Release: Friday, June 17, 2016
Written by: Rawson Marshall Thurber; David Stassen; Ike Barinholtz
Directed by: Rawson Marshall Thurber
I guess it’s pretty difficult making an action-comedy work. Just because A Big Johnson and A Little Hart can save the world doesn’t mean they can save this movie from becoming a centrally unintelligent, uninspired, unfunny mess.
Prior to seeing what Rawson Marshall Thurber actually came up with, I would have put money down on Dwayne “The Rock” Johnson and Kevin “I’m Determined to Blow Out My Vocal Chords by Screaming” Hart becoming the next big buddy-cop duo. And then the asinine but paradoxically laugh-free story happened to me and I’m not sure I want to make that bet anymore. I could put that money to good use somewhere else, like the laundromat I desperately need to visit.
Central Intelligence does have at least one thing working in its favor: the anti-bullying sentiment driving everything forward. We start the film at some high school pep rally in 1996 where we’re introduced to Calvin Joyner (Hart) and Robbie Weirdicht (Johnson). While Calvin faces a serenade of a thousand cooing high schoolers who view him as Mr. Most Likely to Succeed, Robbie, a fairly obese kid, faces humiliation as he gets punk’d in front of the entire student body thanks to a couple of goons who find him singing and dancing in the shower in the men’s locker room.
Flash-forward to the present and Calvin, whose life looked promising post-high school graduation, is jaded by the way things have turned out. He’s now a mid-level accountant at some firm, has a gorgeous wife named Maggie (Danielle Nicolet) who’s happy in her job and they’re both still child-less. So I was kind of confused by what exactly his complaint was, other than that he’s going to feel awkward at the 20-year high school reunion coming up when he has nothing interesting to say about himself. (Isn’t that everyone’s fear when it comes to these things?)
Speaking of, whatever happened to that Robbie Weirdicht? The day before the reunion Calvin receives a friend request from someone named Bob Stone through Facebook and, as people do these days, decides to invite the stranger into his life a little by accepting the request. (Speaking of life, I love the way it works today because not only are social practices like sending virtual friend requests and ‘Poking’ being integrated into our movies but they’re serving as crucial plot points.)
Soon enough the two are meeting for beers in real life — thus moving up a notch in the social hierarchy — and, oh, what do you know, ‘Bob Stone’ is actually the one-time-tormented Weirdicht, sans the flab and afro; now Rock-ing the physique of someone who has just turned a career in pro-wrestling. After getting to know ‘Bob’ by watching him handle four punks on his own in the very bar they’ve been hanging at, Calvin can’t believe how much different Weirdicht is. Believe it, Calvin. Robbie Weirdicht is now Dwayne “The Rock” Johnson.
Central Intelligence is a melting pot of action-comedy clichés.

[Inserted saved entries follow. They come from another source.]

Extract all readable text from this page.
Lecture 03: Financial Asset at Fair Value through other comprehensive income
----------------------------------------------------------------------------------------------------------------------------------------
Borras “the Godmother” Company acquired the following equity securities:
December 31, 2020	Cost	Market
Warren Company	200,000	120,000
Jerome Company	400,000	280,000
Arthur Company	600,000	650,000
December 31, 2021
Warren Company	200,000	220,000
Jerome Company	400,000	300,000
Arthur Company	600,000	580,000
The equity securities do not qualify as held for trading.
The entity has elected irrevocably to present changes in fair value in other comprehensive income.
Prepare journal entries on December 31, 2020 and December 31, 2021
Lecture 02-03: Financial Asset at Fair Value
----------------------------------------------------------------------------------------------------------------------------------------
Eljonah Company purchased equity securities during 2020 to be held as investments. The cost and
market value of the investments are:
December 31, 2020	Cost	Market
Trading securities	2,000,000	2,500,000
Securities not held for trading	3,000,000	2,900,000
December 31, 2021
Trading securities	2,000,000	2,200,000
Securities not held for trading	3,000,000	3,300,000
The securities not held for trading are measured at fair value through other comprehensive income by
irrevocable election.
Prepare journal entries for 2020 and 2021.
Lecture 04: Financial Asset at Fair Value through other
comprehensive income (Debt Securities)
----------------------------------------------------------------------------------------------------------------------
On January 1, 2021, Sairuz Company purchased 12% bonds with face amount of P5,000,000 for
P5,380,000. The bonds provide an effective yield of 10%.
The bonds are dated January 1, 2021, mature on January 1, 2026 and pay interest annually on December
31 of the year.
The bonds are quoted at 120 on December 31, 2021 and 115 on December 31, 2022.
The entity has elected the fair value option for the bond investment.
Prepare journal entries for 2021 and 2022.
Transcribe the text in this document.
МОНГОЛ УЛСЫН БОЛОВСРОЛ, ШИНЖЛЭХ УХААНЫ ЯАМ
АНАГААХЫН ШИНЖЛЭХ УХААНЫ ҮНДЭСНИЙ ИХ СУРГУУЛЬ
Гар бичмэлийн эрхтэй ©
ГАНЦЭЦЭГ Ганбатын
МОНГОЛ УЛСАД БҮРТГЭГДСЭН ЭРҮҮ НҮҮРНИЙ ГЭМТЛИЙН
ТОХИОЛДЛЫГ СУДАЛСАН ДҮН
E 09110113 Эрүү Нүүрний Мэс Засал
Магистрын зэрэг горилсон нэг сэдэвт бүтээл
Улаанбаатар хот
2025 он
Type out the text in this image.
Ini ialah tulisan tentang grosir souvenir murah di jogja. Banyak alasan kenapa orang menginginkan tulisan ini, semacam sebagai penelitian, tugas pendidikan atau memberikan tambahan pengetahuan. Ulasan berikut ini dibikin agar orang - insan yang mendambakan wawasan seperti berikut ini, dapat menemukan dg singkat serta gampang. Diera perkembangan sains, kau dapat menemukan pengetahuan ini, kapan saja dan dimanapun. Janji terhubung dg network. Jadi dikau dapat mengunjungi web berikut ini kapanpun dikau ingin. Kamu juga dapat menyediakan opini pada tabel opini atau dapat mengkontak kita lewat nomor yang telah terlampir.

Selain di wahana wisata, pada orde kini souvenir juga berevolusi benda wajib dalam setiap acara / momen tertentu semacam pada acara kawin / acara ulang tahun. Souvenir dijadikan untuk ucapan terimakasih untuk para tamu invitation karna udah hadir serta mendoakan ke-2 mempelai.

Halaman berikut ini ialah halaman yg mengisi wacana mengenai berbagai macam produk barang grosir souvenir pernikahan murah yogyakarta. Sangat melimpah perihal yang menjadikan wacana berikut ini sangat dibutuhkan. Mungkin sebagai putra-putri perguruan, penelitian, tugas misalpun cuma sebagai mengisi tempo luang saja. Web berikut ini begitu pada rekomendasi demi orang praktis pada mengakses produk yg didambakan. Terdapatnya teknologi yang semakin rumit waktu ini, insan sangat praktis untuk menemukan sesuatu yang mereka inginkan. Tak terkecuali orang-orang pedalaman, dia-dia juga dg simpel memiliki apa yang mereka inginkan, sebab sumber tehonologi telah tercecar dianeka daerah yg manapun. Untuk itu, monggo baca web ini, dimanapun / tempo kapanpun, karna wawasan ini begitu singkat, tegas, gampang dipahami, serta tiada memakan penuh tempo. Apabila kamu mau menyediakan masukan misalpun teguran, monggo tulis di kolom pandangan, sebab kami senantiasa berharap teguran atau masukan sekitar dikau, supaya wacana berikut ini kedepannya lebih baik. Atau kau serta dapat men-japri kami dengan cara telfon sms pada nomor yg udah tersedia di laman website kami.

It smothers Hart and Johnson’s on-and-off-again chemistry under an avalanche of ludicrous plot developments that implicate ‘Bob’ as a wanted fugitive responsible for the death of his former partner (Aaron Paul). As amiable as Johnson is, he just can’t make us believe any of this post-high school stuff is real. Amy Ryan, playing a CIA agent named Pamela Harris isn’t very effective in convincing us that ‘Bob’ is a real threat. Of course, that’s a really huge Johnson so who knows what’s actually going on.
I’d get over the poor story if I was being compensated in laughter, mind you. Surprisingly and despite all the imaginative bullshit that goes on as far as “saving the world” is concerned, the film lacks creativity in providing the humor. Any concern over that one time Robbie got bullied gets lost in the dust of silly action sequences that detract from what could have been a potent message about maturity. Instead, Central Intelligence kind of just fails the mission on all fronts.
Recommendation: Uninspired, lazy, ultra-disposable. Pretty much the three qualities you don’t want in your action-comedy offerings. Central Intelligence promises much with its inspired casting but does aggravatingly little with it. A good one to check out as a rental if you’re one of those who simply have to see Kevin Hart in everything (like, I guess, me).
Running Time: 114 mins.
Trivia (because it’s more interesting): Central Intelligence marks the first joint-venture between Warner Bros. and Universal Studios in 20 years, the first since Twister.